Following a study at the Ludwig-Maximilians-Universitat Clinic in Germany, SkinVision became the first skin cancer app to be CE marked for usage in the European Union, though this has little practical application when it comes to being able to refer people directly to a dermatologist. Instead, Utteywaal hopes that the SkinVision will be used as a complementary tool to existing medical detection methods, rather than a replacement.

"The issue with medical studies is that technology is fixed before the study starts and the study took one year with the publication going live in 2014," Uyttewaal said. "In contrast in the app development sector a lot of change happens in two and a half years and the world is completely different.

The rise of medtech apps

SkinVision - Analyses moles for signs of skin cancer

AliveCor - Detects serious heart conditions

Peek - Uses lens adapter to conduct professional eye exam

STD dongle and app - Uses dongle to detect HIV and syphilis

Mobilyze - Tracks behaviour patterns to identify mental health conditions

"We want the app to bring people into the healthcare system who otherwise might not be. There is a risk of false positives or false negatives — though none have been reported yet — so the online assessment is part of a wider journey for the customer."

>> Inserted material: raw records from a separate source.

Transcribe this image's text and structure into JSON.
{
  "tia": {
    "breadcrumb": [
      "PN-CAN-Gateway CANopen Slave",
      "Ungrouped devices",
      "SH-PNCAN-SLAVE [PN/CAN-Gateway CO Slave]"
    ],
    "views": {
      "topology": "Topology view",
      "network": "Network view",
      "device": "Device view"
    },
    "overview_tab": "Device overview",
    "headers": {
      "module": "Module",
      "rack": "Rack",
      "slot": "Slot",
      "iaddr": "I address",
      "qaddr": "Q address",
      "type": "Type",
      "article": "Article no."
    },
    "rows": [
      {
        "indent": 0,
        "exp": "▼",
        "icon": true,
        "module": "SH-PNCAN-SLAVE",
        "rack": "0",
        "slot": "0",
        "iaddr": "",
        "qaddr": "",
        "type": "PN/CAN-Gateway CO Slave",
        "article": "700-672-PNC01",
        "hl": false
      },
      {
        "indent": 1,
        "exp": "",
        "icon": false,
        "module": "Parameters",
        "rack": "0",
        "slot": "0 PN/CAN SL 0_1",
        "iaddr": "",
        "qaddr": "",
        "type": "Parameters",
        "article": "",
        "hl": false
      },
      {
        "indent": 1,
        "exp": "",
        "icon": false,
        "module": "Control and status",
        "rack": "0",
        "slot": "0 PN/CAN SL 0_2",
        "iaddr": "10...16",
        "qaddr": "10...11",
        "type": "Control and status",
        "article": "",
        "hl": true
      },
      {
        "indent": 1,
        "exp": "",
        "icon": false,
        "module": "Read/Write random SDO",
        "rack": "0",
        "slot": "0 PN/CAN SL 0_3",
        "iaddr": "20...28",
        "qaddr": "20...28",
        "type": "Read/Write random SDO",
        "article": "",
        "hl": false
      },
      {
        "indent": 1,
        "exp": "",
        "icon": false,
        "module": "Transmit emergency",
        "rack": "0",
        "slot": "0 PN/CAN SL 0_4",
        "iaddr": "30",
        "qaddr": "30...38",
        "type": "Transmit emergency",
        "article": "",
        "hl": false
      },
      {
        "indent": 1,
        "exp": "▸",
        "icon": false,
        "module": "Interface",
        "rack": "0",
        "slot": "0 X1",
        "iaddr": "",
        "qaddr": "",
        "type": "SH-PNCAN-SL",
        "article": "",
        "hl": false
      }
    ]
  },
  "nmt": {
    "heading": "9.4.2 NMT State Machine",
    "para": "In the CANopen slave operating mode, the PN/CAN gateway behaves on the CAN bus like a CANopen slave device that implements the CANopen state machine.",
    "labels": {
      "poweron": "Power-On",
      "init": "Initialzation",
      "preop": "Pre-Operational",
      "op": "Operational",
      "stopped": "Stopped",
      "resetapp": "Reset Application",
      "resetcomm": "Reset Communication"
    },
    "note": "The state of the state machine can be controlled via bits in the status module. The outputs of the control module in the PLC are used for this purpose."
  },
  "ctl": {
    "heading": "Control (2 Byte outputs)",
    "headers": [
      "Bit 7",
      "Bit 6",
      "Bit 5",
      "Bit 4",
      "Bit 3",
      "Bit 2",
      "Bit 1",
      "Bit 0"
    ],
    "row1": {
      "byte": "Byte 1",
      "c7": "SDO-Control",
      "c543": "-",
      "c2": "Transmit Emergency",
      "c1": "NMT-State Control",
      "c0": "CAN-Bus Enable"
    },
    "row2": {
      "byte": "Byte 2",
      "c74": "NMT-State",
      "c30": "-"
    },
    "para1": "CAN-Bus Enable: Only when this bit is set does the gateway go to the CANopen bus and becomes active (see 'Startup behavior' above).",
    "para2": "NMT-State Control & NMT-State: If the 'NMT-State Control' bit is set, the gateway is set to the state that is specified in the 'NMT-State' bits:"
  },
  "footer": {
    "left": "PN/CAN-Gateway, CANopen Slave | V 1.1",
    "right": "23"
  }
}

'Computers can't make ethical decisions'

Another of the biggest limitations with current medtech apps is the inability to understand a patient's condition within a broader context. Rob High, chief technology officer of IBM Watson (of Jeopardy! fame), believes that despite advances in artificial intelligence, computers remain very limited in scope.

Speaking to IBTimes UK at the recent Hello Tomorrow conference in Paris, High said: "Computers can't make the ethical decisions that a doctor can on a broader scale, for example the knowledge that a patient has a sick daughter and therefore one course of treatment should not be chosen over another despite it being more beneficial as it would put them out of commission for a few days a week - leaving her unable to care for her daughter."

This idea of placing information in context is one shared by Baker, who also claims that a patient-doctor relationship can be therapeutic for the patient. According to Baker, trust plays an important role in assisting a person's recovery or handling of an illness.

"These days, people very rarely have just one thing wrong with them at any one time," Baker said. "Certainly machines, no matter how good they are, are nowhere near being able to handle that complexity at the moment, and nor are they likely to. I don't see machines replacing a significant proportion of doctors - not in the next five to ten years, and I think probably not for many years, if ever."